The front runner doesn’t always win, of course, and the perception of being the establishment candidate doesn’t necessarily help, although the performance of politicians claiming anti-establishment credentials such as Donald Trump or Boris Johnson might prompt some to reconsider that.  

Roger McKenzie, second in terms of branch nominations with 131, along with one service group executive and one regional council, is part of the same senior team as McAnea. He’s an assistant general secretary, with a long history in the union movement.  

He would be the union’s first black general secretary, which would also be a welcome development, as would Hugo Pierre, who boasts 31 nominations.

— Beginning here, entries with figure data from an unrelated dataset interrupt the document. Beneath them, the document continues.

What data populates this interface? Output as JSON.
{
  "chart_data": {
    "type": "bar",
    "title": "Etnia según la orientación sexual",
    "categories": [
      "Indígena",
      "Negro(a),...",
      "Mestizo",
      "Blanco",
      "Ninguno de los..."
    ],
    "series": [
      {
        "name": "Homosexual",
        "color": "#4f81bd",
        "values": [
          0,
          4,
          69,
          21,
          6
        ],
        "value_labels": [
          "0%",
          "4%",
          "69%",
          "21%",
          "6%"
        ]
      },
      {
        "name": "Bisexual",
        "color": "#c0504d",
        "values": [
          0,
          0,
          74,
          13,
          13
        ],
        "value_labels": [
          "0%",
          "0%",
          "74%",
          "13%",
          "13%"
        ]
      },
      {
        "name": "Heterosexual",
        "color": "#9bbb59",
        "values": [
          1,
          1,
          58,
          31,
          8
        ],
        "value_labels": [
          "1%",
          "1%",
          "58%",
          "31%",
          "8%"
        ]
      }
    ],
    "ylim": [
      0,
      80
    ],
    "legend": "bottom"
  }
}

Nominated by one service group executive, two regional councils and 99 branches, Paul Holmes, who came third in 2010, is the final candidate.  

An organisation with a majority female membership never having been run by a woman is a sad state of affairs in the 21st century. Unison’s members therefore have a chance to make some good history in what has been a terrible year. They can correct an injustice.

It ought to be easier for them than it is, but the government cynically still refuses unions the right to conduct digital ballots, which inevitably limits turnout, particularly when people’s minds are often on other things.

This appears to be another example of the dim view the Conservative Party has of democracy. The election should be about the candidate the largest possible number of members feel would best represent them, not the who can persuade enough knackered workers to remember to put their ballots in the post box.